7.1.2. Prepare the metadata and input data

Create metadata.pairs.

pairlist=$outputdir/metadata.pairs
rm -rf $pairlist
for sample1 in $samples; do
    for sample2 in $samples; do
        echo -e $sample1"\t"$sample2 >> $pairlist
    done
done

Generate contact data for all samples.

rm -rf $outputdir/data
mkdir -p $outputdir/data
for cell in $samples
do
    hic=CustardPyResults_Hi-C/Juicer_hg38/$cell/aligned/inter_30.hic

    echo "preparing $cell..."
    for chr in $chrs; do
        $sing juicertools.sh dump observed $norm $hic $chr $chr BP $resolution \
        | awk -v chr=$chr 'OFS="\t" {printf("%s\t%d\t%s\t%d\t%d\n", chr, $1, chr, $2, $3)}' \
        | grep -v NaN > $outputdir/data/$cell.$chr.txt
    done

    cat $outputdir/data/$cell.*.txt > $outputdir/data/$cell.res$resolution
    $sing pigz $outputdir/data/$cell.res$resolution
    rm $outputdir/data/$cell.*.txt
done

Generate metadata.samples.

samplelist=$outputdir/metadata.samples
rm -rf $samplelist
for cell in $samples; do
    echo -e "$cell\t$(pwd)/$outputdir/data/$cell.res$resolution" >> $samplelist
done

Generate the Bin list.

binlist=$outputdir/data/Bins.$resolution.bed
rm -rf $binlist
for chr in $chrs; do
    $sing generate_binlist_from_gtfile.py $gt $chr $resolution >> $binlist
done
gzip -f $binlist

7.1.3. Run 3DChromatin_ReplicateQC

run_3DChromatin_ReplicateQC.sh run_all run all tools and output the results in $outputdir/output.

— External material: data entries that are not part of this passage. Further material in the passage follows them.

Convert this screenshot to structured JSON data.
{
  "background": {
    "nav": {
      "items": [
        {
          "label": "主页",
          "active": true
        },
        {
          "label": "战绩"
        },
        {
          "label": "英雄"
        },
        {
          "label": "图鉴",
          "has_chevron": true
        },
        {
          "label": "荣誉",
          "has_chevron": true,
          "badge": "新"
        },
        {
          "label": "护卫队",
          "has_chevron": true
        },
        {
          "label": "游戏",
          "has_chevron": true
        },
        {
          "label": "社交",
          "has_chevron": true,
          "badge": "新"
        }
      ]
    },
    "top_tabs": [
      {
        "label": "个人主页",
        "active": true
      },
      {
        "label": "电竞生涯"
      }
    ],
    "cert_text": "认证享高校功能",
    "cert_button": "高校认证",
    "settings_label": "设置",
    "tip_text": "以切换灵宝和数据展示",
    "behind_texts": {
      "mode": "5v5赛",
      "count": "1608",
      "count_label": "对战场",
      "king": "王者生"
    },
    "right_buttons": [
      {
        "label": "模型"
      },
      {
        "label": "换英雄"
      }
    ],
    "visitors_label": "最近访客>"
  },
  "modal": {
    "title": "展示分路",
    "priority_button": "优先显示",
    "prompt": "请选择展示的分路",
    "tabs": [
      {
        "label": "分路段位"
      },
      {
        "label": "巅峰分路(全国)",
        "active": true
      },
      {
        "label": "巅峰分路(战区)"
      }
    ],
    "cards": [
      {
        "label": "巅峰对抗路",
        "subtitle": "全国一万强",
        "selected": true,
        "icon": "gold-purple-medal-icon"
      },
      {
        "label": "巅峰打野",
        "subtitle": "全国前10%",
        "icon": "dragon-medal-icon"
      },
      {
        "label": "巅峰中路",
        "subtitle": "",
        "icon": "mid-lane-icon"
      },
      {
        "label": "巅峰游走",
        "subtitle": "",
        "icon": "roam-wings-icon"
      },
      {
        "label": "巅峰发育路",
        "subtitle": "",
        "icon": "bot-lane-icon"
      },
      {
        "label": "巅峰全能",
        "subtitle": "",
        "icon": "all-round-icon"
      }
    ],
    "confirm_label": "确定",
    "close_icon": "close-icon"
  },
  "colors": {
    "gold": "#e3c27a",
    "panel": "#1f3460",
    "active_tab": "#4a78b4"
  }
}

run_3DChromatin_ReplicateQC.sh run_all \
    --metadata_samples $samplelist --bins $binlist.gz --metadata_pairs $pairlist --outdir $outputdir/output

7.1.4. Plot figures from the output

visualize_QC.py plots figures for each tool. The pdf files are output to 3DChromatin_ReplicateQC/pdf.

visualize_QC.py 3DChromatin_ReplicateQC/